NI mother-and-baby homes: Investigation promised into 'significant wrongs'

  • Published
mother and baby
Image caption,
Thousands of women and girls entered the institutions in Northern Ireland over a 68-year period

The voices of survivors of mother-and-baby homes in NI will be heard "loudly and clearly" with a new independent investigation, Arlene Foster has said.

The first minister's comments follow the publication of a long-awaited report into mother-and-baby homes and Magdalene Laundries in NI.

The Stormont-commissioned research was carried out by Queen's University and Ulster University.

It examined whether a public inquiry should be held into the homes.

Speaking in the Stormont Assembly on Tuesday, Mrs Foster said a "co-designed and victims-centred" investigative process would take place first.

That work will begin immediately with the aim of being completed within the next six months, she said.

"A statutory public inquiry may well be the outcome of that process but victims and survivors will be given the opportunity to influence that," added the first minister.

The leader of the Irish Catholic Church, Archbishop Eamon Martin, said: "As a Catholic Church leader in Ireland it is I who now feel embarrassed and guilty over the way in which we in the Church contributed to, and bolstered, that culture of concealment, condemnation, and self-righteousness.

"For that I am truly sorry and ask the forgiveness of survivors," he added. 

Media caption,

Arlene Foster said everything must be done to bring "the truth into the open"

The report, which runs to almost 550 pages, was commissioned by the Department of Health in 2018 and assessed the period from 1922 to 1990.

It examined eight mother and baby homes, a number of former workhouses, four Magdalene Laundries and sought personal testimony from women and children with "lived experience" of the institutions.

Mother-and-baby institutions housed women and girls who became pregnant outside marriage.

The laundries were Catholic-run workhouses that operated across the island of Ireland.

What are the report's key findings?

  • It describes as a "conservative estimate" that over 10,500 women and girls entered the homes between 1922 and 1990
  • The majority of them were from NI (86%), with the remainder from the Republic of Ireland and Great Britain
  • About a third of those admitted were under the age of 19, with the youngest child to be admitted aged 12
  • A number were the victims of sexual crime, including rape and incest
  • Living conditions and care for residents were recorded in little detail but personal testimonies revealed "strenuous physical labour" being expected of them late into their pregnancies
  • It is "indisputable" that there was "considerable movement" of babies from some of the homes in NI to the Republic of Ireland

Mrs Foster said it was with "huge regret" that society acknowledged the pain of those experiences and the hurt caused to women and girls resident in the institutions.

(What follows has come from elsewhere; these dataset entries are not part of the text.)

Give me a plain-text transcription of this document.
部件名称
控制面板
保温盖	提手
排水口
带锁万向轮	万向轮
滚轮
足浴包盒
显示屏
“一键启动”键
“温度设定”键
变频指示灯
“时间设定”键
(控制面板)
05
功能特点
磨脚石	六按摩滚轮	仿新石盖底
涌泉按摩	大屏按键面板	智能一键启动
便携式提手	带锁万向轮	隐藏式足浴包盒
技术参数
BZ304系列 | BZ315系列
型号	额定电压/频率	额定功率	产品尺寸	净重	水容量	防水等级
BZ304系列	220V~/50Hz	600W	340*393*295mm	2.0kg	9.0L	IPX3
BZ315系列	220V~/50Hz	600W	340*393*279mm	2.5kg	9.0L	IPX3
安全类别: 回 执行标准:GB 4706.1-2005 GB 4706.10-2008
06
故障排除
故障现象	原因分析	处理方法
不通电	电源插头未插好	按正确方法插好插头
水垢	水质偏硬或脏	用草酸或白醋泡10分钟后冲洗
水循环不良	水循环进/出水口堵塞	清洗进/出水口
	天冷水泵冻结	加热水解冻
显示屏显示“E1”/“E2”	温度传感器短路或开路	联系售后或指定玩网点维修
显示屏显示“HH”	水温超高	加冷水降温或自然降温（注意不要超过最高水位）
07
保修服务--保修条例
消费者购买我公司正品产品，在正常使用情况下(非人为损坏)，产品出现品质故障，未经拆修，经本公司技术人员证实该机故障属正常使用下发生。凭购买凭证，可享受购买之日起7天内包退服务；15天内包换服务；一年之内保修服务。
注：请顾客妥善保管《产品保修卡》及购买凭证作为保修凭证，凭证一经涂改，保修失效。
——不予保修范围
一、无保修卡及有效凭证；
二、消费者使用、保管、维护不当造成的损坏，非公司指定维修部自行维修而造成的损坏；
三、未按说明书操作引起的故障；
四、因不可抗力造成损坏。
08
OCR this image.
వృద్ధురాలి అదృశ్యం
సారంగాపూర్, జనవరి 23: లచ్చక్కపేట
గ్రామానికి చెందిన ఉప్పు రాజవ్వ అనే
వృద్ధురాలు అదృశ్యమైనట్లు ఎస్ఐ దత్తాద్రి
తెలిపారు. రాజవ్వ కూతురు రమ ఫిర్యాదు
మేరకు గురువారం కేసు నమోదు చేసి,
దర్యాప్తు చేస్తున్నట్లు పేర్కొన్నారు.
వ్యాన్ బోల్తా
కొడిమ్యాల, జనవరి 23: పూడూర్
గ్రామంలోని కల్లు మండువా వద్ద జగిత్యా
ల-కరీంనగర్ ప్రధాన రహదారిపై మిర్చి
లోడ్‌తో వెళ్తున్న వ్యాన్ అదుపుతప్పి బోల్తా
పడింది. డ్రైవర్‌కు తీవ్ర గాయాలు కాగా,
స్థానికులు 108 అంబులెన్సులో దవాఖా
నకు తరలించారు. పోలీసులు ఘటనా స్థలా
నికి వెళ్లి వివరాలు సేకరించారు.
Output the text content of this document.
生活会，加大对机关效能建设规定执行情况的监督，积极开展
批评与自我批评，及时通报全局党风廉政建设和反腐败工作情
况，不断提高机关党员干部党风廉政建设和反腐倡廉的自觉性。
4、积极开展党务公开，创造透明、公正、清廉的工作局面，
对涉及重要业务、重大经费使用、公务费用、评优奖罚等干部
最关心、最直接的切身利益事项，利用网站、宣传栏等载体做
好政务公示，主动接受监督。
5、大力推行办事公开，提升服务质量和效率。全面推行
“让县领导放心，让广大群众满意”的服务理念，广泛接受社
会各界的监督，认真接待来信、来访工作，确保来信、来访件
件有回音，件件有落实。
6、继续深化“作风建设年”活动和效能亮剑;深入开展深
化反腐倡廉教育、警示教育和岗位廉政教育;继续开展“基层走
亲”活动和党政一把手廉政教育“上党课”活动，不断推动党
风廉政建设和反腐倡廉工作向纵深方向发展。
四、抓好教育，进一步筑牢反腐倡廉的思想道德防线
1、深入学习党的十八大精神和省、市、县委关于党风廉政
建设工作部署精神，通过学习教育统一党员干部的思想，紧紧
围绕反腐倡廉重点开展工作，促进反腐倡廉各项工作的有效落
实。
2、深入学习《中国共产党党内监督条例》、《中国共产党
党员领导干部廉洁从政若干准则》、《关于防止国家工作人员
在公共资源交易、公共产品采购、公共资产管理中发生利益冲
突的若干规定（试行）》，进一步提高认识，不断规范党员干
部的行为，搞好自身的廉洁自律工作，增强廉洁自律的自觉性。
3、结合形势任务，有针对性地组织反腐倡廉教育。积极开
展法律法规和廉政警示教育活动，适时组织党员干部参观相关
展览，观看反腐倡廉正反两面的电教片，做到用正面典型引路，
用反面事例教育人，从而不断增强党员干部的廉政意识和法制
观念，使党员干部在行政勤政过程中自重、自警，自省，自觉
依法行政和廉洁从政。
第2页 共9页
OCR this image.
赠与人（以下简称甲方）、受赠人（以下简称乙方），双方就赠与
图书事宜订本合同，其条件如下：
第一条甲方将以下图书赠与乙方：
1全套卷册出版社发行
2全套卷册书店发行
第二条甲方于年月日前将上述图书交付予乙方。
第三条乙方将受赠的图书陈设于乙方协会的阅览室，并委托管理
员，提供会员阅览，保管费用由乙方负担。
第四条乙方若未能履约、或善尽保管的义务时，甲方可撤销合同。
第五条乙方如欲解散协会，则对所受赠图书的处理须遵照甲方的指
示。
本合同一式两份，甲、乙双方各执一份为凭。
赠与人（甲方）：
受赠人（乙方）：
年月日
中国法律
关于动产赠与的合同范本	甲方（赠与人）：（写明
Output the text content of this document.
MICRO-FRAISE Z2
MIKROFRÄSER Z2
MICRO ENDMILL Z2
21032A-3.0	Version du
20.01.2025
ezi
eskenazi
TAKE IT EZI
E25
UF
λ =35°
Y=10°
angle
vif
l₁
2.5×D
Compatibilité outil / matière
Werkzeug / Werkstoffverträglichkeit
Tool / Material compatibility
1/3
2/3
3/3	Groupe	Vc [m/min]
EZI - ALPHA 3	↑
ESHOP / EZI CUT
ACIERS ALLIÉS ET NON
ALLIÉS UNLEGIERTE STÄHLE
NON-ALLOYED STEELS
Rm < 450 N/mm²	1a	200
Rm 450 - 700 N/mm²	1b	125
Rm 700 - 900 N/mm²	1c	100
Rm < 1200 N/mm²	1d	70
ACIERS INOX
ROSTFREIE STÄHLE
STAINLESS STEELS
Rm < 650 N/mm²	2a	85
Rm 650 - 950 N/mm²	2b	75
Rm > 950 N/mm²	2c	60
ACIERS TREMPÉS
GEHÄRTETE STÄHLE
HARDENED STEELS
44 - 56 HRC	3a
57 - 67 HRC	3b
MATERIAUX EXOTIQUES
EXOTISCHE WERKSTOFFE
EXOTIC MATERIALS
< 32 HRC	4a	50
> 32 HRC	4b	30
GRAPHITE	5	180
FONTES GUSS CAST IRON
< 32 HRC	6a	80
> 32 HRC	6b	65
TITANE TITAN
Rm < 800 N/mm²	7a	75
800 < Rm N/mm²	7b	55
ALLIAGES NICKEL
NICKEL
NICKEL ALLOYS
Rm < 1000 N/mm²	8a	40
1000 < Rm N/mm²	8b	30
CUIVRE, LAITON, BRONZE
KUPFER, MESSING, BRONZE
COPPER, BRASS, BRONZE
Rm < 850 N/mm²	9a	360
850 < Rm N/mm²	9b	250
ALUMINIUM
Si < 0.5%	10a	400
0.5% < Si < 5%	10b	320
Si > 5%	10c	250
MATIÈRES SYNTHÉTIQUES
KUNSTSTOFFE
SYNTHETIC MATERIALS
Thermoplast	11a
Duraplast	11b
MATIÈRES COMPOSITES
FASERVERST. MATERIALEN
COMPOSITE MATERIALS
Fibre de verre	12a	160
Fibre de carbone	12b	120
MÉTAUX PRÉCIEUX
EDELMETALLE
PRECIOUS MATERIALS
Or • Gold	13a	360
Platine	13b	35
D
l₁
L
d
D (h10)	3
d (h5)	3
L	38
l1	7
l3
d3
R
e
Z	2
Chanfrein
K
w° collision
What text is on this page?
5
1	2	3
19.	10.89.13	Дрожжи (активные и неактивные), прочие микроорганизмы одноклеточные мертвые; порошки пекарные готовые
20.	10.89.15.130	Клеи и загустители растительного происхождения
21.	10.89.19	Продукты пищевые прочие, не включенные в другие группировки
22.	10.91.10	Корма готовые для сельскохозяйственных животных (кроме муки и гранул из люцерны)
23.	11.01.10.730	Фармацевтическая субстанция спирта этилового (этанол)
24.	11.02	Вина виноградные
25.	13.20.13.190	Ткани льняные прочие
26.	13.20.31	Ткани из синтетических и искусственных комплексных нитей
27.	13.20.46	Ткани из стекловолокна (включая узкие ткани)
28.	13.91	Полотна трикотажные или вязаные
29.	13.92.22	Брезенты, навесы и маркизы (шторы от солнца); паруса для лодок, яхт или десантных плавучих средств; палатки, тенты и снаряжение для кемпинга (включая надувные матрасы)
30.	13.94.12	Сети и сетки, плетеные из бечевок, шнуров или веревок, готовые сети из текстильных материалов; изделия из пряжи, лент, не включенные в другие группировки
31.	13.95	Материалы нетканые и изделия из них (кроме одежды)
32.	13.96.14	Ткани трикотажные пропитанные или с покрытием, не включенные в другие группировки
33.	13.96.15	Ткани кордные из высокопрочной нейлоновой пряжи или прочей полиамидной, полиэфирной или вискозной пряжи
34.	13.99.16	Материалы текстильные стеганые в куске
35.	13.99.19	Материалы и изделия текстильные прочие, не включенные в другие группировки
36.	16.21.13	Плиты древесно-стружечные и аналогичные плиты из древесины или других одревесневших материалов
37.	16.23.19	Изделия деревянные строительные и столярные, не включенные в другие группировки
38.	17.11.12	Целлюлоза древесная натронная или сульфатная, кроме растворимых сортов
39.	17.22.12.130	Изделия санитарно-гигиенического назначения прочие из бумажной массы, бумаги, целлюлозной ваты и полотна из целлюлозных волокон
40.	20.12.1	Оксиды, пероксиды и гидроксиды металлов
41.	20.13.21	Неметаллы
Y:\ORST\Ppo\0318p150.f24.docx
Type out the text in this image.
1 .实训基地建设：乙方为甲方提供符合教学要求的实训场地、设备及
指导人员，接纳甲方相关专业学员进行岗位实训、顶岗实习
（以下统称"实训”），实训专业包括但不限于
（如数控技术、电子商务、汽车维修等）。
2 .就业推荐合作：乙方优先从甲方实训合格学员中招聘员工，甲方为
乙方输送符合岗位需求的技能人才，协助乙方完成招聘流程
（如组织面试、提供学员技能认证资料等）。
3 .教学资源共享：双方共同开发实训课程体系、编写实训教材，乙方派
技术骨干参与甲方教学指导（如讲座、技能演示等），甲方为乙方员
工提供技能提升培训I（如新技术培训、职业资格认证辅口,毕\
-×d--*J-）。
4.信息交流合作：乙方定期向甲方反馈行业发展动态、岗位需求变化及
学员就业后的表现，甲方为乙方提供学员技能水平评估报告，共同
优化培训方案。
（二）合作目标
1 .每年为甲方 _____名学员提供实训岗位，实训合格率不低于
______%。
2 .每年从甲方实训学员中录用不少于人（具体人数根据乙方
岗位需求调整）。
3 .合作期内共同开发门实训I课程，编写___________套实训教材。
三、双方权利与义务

"We want to offer our personal thanks to those women and now their adult children who came forward to contribute to the research - your voices were silenced for so many years," said the first minister.

"That was a significant wrong, and as a society we must acknowledge this and do all we can to bring the truth of your experience into the open."

The first and deputy first ministers met with victims and survivors on Tuesday to brief them on the report, and said they would be given opportunity to take part in work to define the aims of the investigation and how it should operate.

Deputy First Minister Michelle O'Neill said survivors of the institutions had been "failed on every level".

"We recognise how sensitive this issue is and how raw the pain still felt by all who suffered," she added.

"We must move forward carefully and respectfully and ensure that at all times the voices of those survivors and their now adult children are at the centre of this process."

'Giving power back to victims'

Judith Gillespie, who chaired the executive's independent inter-departmental working group on the issue, said she hoped the report would "shine a light on a shameful chapter of our past".

She said a public inquiry was "not off the table" and insisted survivors would have "agency in the process".

"This is a group that have had power and choice taken away from them for so long and now we're giving them the choice back, as to what they really want."

Ms Gillespie said she understood that setting up the investigation within six months might seem like an unnecessary delay, but added that it was "better to get it right than rush and get it wrong".

The publication of the report in Northern Ireland comes after a similar investigation into mother-and-baby homes and laundries in the Republic of Ireland, which prompted an apology from Taoiseach (Irish prime minister) Mícheál Martin.

This report found an "appalling level of infant mortality".

About 9,000 children died in the 18 institutions which were investigated.

Mr Martin said there had been "profound and generational wrong", adding it was a "dark, difficult and shameful chapter" of Irish history.

Following the report's publication, Mrs Foster and Ms O'Neill met the Irish Children's Minister Roderic O'Gorman.

They said there was a need for the executive and the Irish government to work together in sharing information and to support survivors.